By Morf Morford, Tacoma Daily Index
The term “quiet quitting” emerged earlier this year, and like almost everything else, is already fading into the background.
Get ready for terms like BYOD, digital amnesia and boomerang employees – and many others to make sense of, or at least attempt to define trends and dynamics of the economy we are passing through toward the end of 2022.
BYOD
BYOD simply means Bring Your Own Device. This term is used by used by companies who allow employees to bring their own laptops, smartphones, or other devices to work and use them for work purposes.
The idea is simple; companies know that, for most purposes, workers have their own devices and are accustomed to using them.
Money is saved by the company.
And security? Yes, security is a problem.
Coasting culture
Remember “hustle culture”? This isn’t it.
In fact, you could call it opposite of ‘hustle culture’.
This describes employees who have put their feet up and are doing enough to get by. Barely.
This would be, on a good day, the staff of the Dilbert cartoon.
See quiet quitting.
Overemployment – Polywork
This is one of those trends that had to happen.
When the gig economy met the WFH (work from home) option, the obvious had to emerge.
More and more of us have multiple jobs at one time.
To put it mildly, this is a vague area.
In one way, why shouldn’t a set of transferable skills be literally transferred and used in two (or more) settings?
Company loyalty needs to be mutual, but when it isn’t, workers need to take care of themselves.
For companies and workers, one job and one employer should be adequate.
But we all know that in the recent economy (as in the past decade or so) one paycheck is not enough.
Inflation and tenuous employment contracts make a single employer even less tenable.
Quiet firing
This is similar to quiet quitting, but in this case it’s the employer who does the minimum.
By purposefully ignoring employees and limiting any career advancement, workers become disillusioned and isolated and are effectively forced out.
According to a report by LinkedIn, 80% of us have witnessed quiet firing.
Again, see Dilbert for examples.
Workation
Working in an office might not be appealing to some, but at least a line is clearly drawn in terms of when one is at work or not. Working remotely has blurred the lines – especially when it comes to when we are working, not working, available or unavailable.
This one describes a vacation where the person also works, or is at least available should they be needed.
In other words, most of us are semi-permanently on call.
WFH (work from home) has become WFA (work from anywhere), which in turn, has become WATTE (work all the time, everywhere).
It’s enough to make a commute and an office cubicle look inviting.
Re-recruiting and boomerangs
A worker might leave a company – but not for long.

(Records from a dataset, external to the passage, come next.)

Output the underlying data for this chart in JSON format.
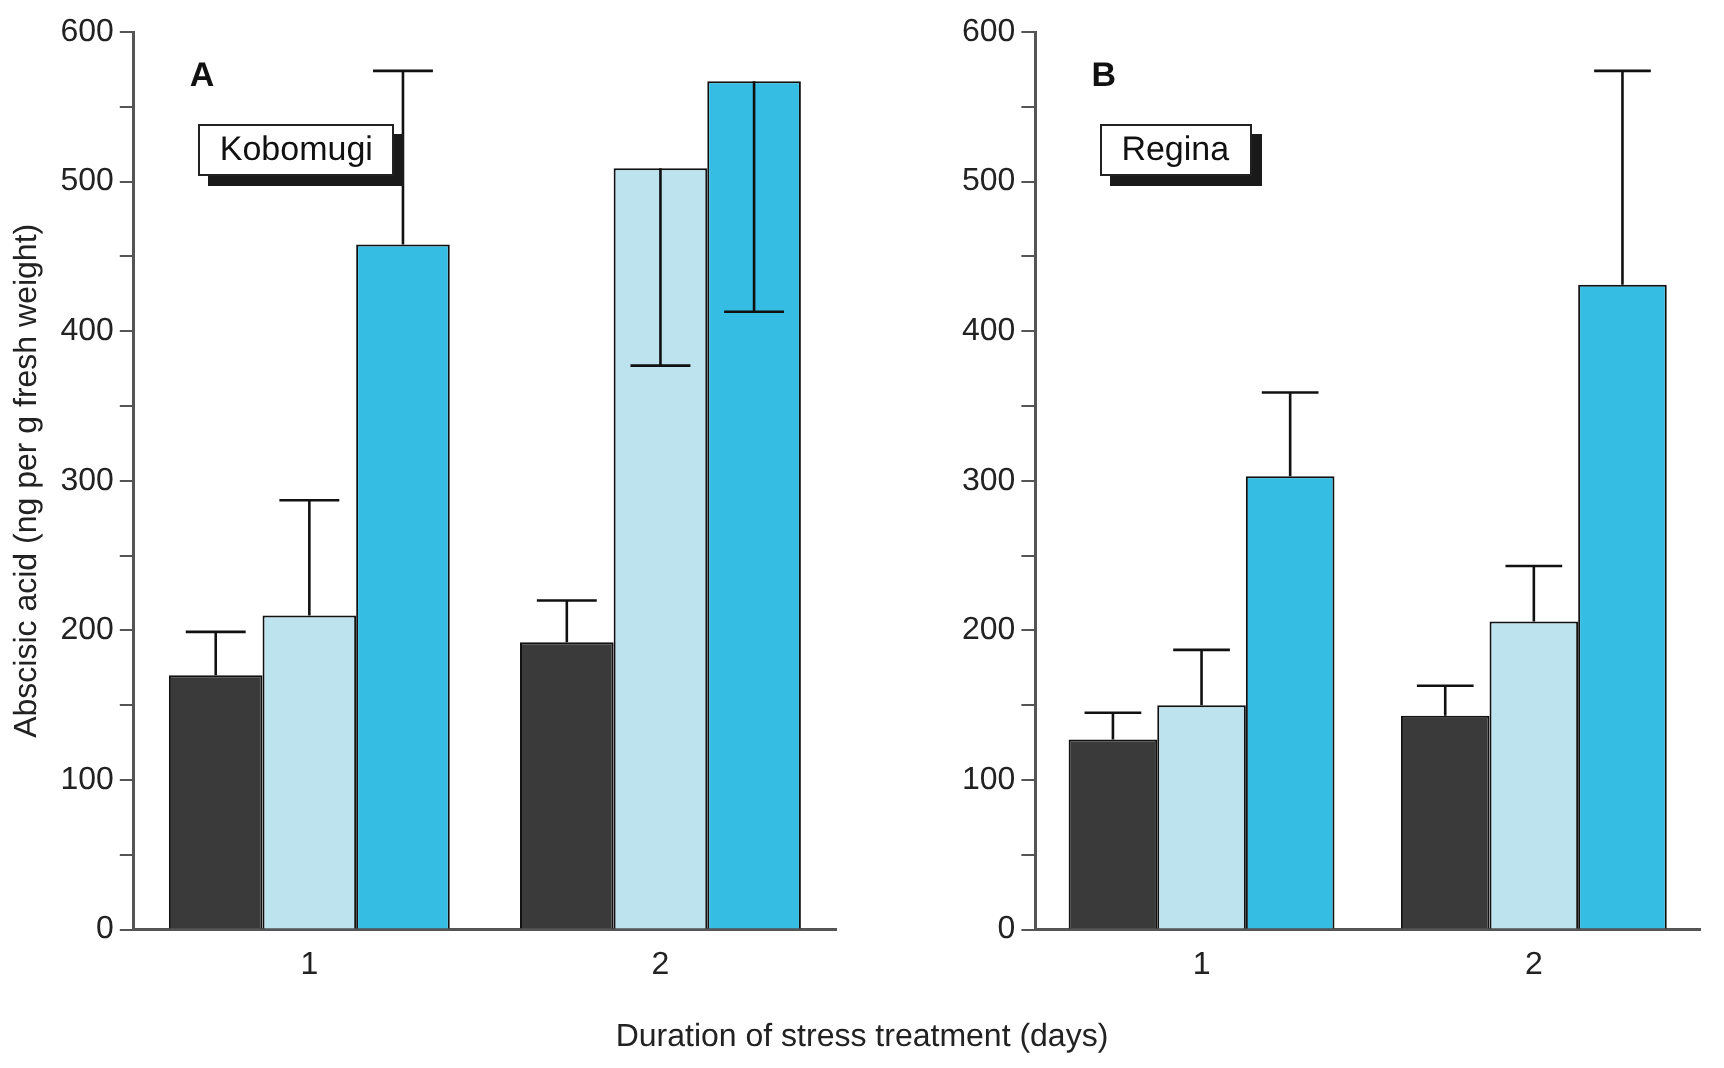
{
  "chart_data": [
    {
      "type": "bar",
      "ylabel": "Abscisic acid (ng per g fresh weight)",
      "xlabel": "Duration of stress treatment (days)",
      "annotations": [
        "A",
        "Kobomugi"
      ],
      "categories": [
        "1",
        "2"
      ],
      "ylim": [
        0,
        600
      ],
      "yticks": [
        0,
        {
          "value": 50,
          "label": null
        },
        100,
        {
          "value": 150,
          "label": null
        },
        200,
        {
          "value": 250,
          "label": null
        },
        300,
        {
          "value": 350,
          "label": null
        },
        400,
        {
          "value": 450,
          "label": null
        },
        500,
        {
          "value": 550,
          "label": null
        },
        600
      ],
      "grid": false,
      "legend": false,
      "series": [
        {
          "color": "#3a3a3a",
          "values": [
            170,
            192
          ],
          "errors": [
            [
              170,
              199
            ],
            [
              192,
              220
            ]
          ]
        },
        {
          "color": "#bde3ee",
          "values": [
            210,
            509
          ],
          "errors": [
            [
              210,
              287
            ],
            [
              377,
              509
            ]
          ]
        },
        {
          "color": "#35bde3",
          "values": [
            458,
            567
          ],
          "errors": [
            [
              458,
              574
            ],
            [
              413,
              567
            ]
          ]
        }
      ]
    },
    {
      "type": "bar",
      "annotations": [
        "B",
        "Regina"
      ],
      "categories": [
        "1",
        "2"
      ],
      "ylim": [
        0,
        600
      ],
      "yticks": [
        0,
        {
          "value": 50,
          "label": null
        },
        100,
        {
          "value": 150,
          "label": null
        },
        200,
        {
          "value": 250,
          "label": null
        },
        300,
        {
          "value": 350,
          "label": null
        },
        400,
        {
          "value": 450,
          "label": null
        },
        500,
        {
          "value": 550,
          "label": null
        },
        600
      ],
      "grid": false,
      "legend": false,
      "series": [
        {
          "color": "#3a3a3a",
          "values": [
            127,
            143
          ],
          "errors": [
            [
              127,
              145
            ],
            [
              143,
              163
            ]
          ]
        },
        {
          "color": "#bde3ee",
          "values": [
            150,
            206
          ],
          "errors": [
            [
              150,
              187
            ],
            [
              206,
              243
            ]
          ]
        },
        {
          "color": "#35bde3",
          "values": [
            303,
            431
          ],
          "errors": [
            [
              303,
              359
            ],
            [
              431,
              574
            ]
          ]
        }
      ]
    }
  ]
}
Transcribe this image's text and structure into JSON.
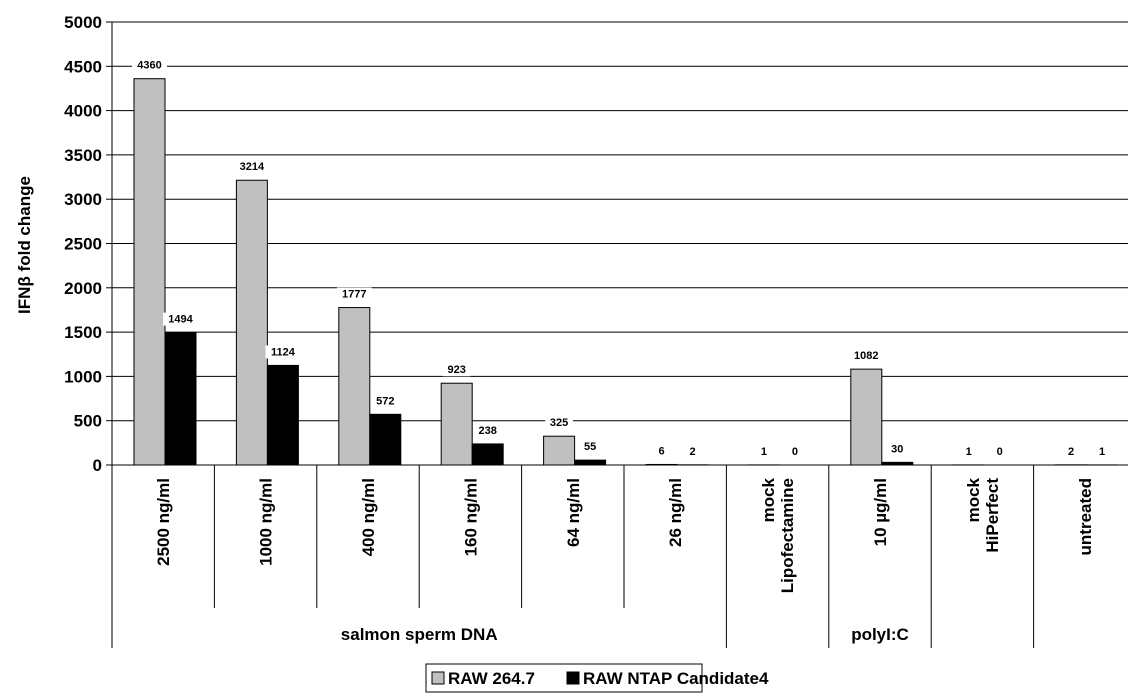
{
  "chart_data": {
    "type": "bar",
    "ylabel": "IFNβ fold change",
    "ylim": [
      0,
      5000
    ],
    "yticks": [
      0,
      500,
      1000,
      1500,
      2000,
      2500,
      3000,
      3500,
      4000,
      4500,
      5000
    ],
    "grid": true,
    "legend_position": "bottom",
    "categories": [
      "2500 ng/ml",
      "1000 ng/ml",
      "400 ng/ml",
      "160 ng/ml",
      "64 ng/ml",
      "26 ng/ml",
      "mock Lipofectamine",
      "10 µg/ml",
      "mock HiPerfect",
      "untreated"
    ],
    "category_lines": [
      [
        "2500 ng/ml"
      ],
      [
        "1000 ng/ml"
      ],
      [
        "400 ng/ml"
      ],
      [
        "160 ng/ml"
      ],
      [
        "64 ng/ml"
      ],
      [
        "26 ng/ml"
      ],
      [
        "mock",
        "Lipofectamine"
      ],
      [
        "10 µg/ml"
      ],
      [
        "mock",
        "HiPerfect"
      ],
      [
        "untreated"
      ]
    ],
    "groups": [
      {
        "label": "salmon sperm DNA",
        "start": 0,
        "end": 6
      },
      {
        "label": "",
        "start": 6,
        "end": 7
      },
      {
        "label": "polyI:C",
        "start": 7,
        "end": 8
      },
      {
        "label": "",
        "start": 8,
        "end": 9
      },
      {
        "label": "",
        "start": 9,
        "end": 10
      }
    ],
    "series": [
      {
        "name": "RAW 264.7",
        "color": "#c0c0c0",
        "values": [
          4360,
          3214,
          1777,
          923,
          325,
          6,
          1,
          1082,
          1,
          2
        ]
      },
      {
        "name": "RAW NTAP Candidate4",
        "color": "#000000",
        "values": [
          1494,
          1124,
          572,
          238,
          55,
          2,
          0,
          30,
          0,
          1
        ]
      }
    ]
  }
}
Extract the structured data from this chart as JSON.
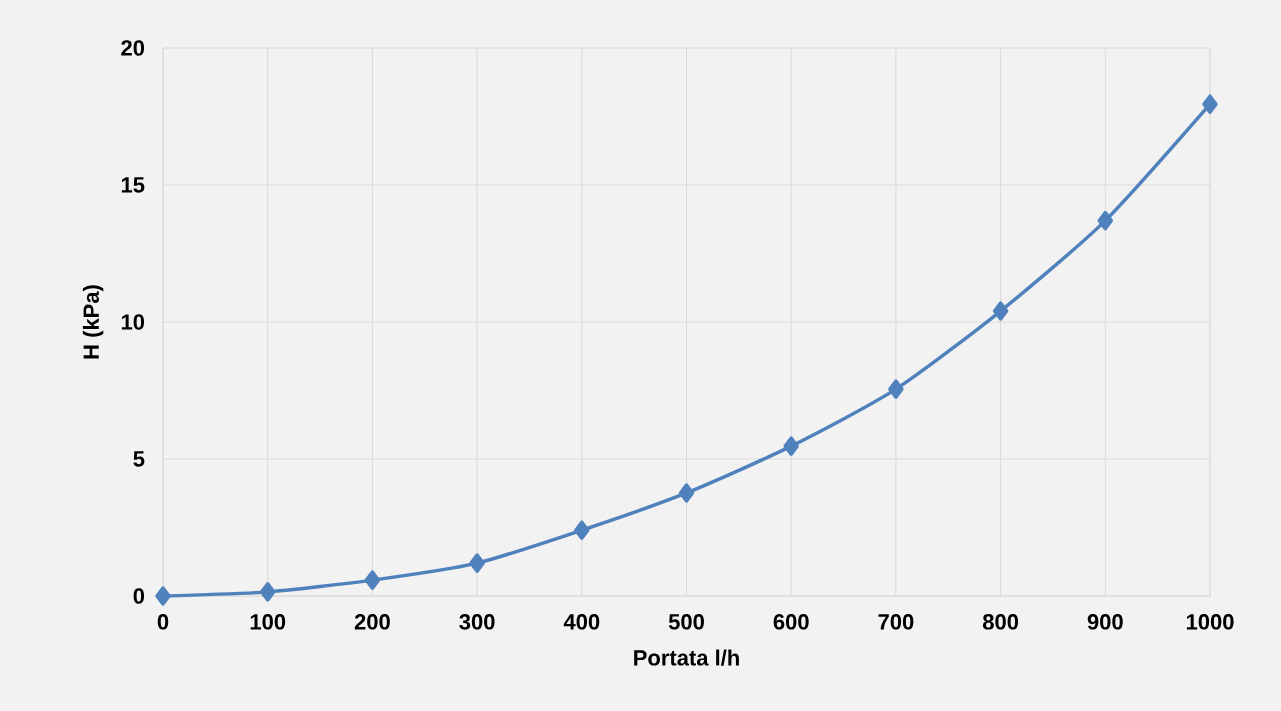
{
  "chart_data": {
    "type": "line",
    "xlabel": "Portata l/h",
    "ylabel": "H (kPa)",
    "x": [
      0,
      100,
      200,
      300,
      400,
      500,
      600,
      700,
      800,
      900,
      1000
    ],
    "series": [
      {
        "color": "#4f81bd",
        "values": [
          0,
          0.15,
          0.58,
          1.2,
          2.4,
          3.76,
          5.47,
          7.55,
          10.4,
          13.7,
          17.95
        ]
      }
    ],
    "xlim": [
      0,
      1000
    ],
    "xticks": [
      0,
      100,
      200,
      300,
      400,
      500,
      600,
      700,
      800,
      900,
      1000
    ],
    "ylim": [
      0,
      20
    ],
    "yticks": [
      0,
      5,
      10,
      15,
      20
    ],
    "grid": true,
    "marker": "diamond",
    "line_style": "solid"
  }
}
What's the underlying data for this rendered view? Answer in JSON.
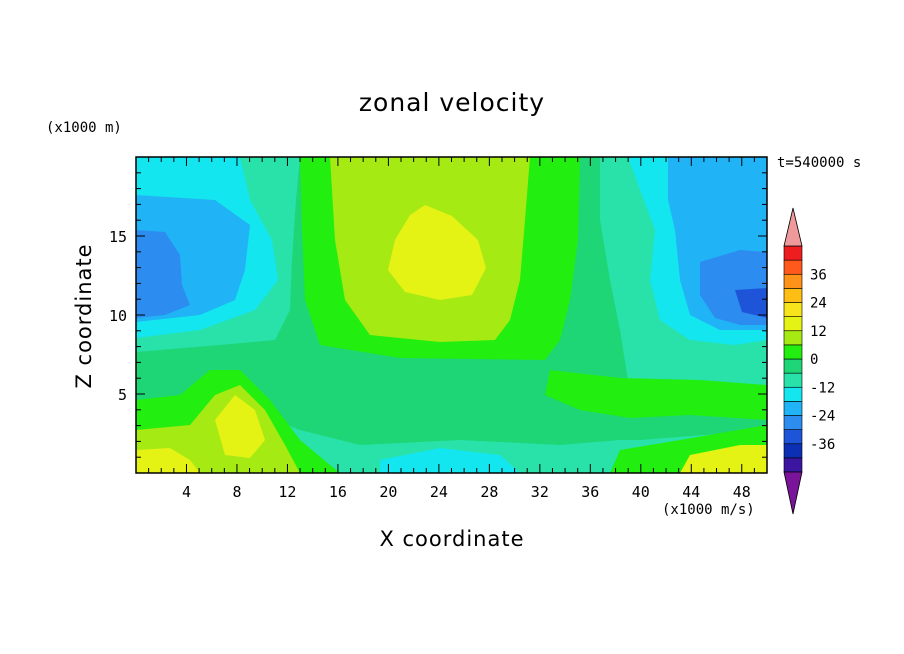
{
  "title": "zonal velocity",
  "z_unit": "(x1000 m)",
  "time_label": "t=540000 s",
  "x_unit_label": "(x1000 m/s)",
  "colors": {
    "levels": [
      "#7a149a",
      "#3c15a0",
      "#0c2fb4",
      "#1e54d8",
      "#2c8cf0",
      "#20b4f6",
      "#14e6f0",
      "#28e2aa",
      "#1ed676",
      "#22ee10",
      "#a6ea14",
      "#e4f214",
      "#f8e41a",
      "#ffbe14",
      "#ff9218",
      "#ff5a1c",
      "#ee1e20",
      "#ef9a9a"
    ]
  },
  "chart_data": {
    "type": "heatmap",
    "title": "zonal velocity",
    "xlabel": "X coordinate",
    "ylabel": "Z coordinate",
    "xlim": [
      0,
      50
    ],
    "ylim": [
      0,
      20
    ],
    "x_ticks": [
      4,
      8,
      12,
      16,
      20,
      24,
      28,
      32,
      36,
      40,
      44,
      48
    ],
    "y_ticks": [
      5,
      10,
      15
    ],
    "colorbar": {
      "levels": [
        -42,
        -36,
        -30,
        -24,
        -18,
        -12,
        -6,
        0,
        6,
        12,
        18,
        24,
        30,
        36,
        42
      ],
      "tick_values": [
        -36,
        -24,
        -12,
        0,
        12,
        24,
        36
      ],
      "tick_labels": [
        "-36",
        "-24",
        "-12",
        "0",
        "12",
        "24",
        "36"
      ],
      "extend": "both"
    },
    "features": [
      {
        "x": 24,
        "z": 14,
        "value": 16
      },
      {
        "x": 3,
        "z": 12,
        "value": -23
      },
      {
        "x": 48,
        "z": 11,
        "value": -25
      },
      {
        "x": 8,
        "z": 4,
        "value": 11
      },
      {
        "x": 1,
        "z": 1,
        "value": 14
      },
      {
        "x": 46,
        "z": 1,
        "value": 12
      },
      {
        "x": 26,
        "z": 1,
        "value": -12
      }
    ]
  }
}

Boomerang refers to those who leave a company, only to return at a later date. According to a report by UKG, one in five employees who left a company during the pandemic have returned.
It might be just another case of “you don’t know what you’ve got until it’s gone”.
According to one study, about one in four of us who left a job believe that we may have been better off at the job we left behind.
Productivity paranoia
For many jobs, productivity can be difficult, if not impossible to measure and define. It turns out that there is a huge disconnect between how productive employees claimed to be (or believed themselves to be), and how effective their employers thought they were.
Digital amnesia
You could also call this Digital ignorance.
In other words, why should any of us bother to learn anything when we can find it online?
Why develop any skill when we can “learn” anything on a YouTube video?
We are essentially getting into the habit of deliberately being ignorant and helpless, ever more reliant on search engines.
Why should we seek and retain information of any kind?
Not only do too many of us not know anything, but we don’t even have the established habit of remembering things we need to know.
A generation ago, people left behind paper documents and photos, even newspaper clippings, but what will the current generation leave behind?
All-in or all out
In contrast to WFH or WFA, some companies, like Elon Musk’s Twitter, have enforced a strict “All-in or all out” work ethic.
Musk offered Twitter workers the choice to commit to “extremely hardcore” work or else leave the company.
In an in-house memo, Musk told employees that they could expect “long hours at high intensity. Only exceptional performance will constitute a passing grade.”
In the memo was a box to check. Those who did not check it by a set deadline would receive three months severance. You see details on the memo here.
With dismissals and layoffs, emerging and collapsing digital industries and currencies, defining where we are and where we are going is more of a challenge every day.
In other words, the ultimate “bottom line”, or even trying to explain it, is as elusive as ever.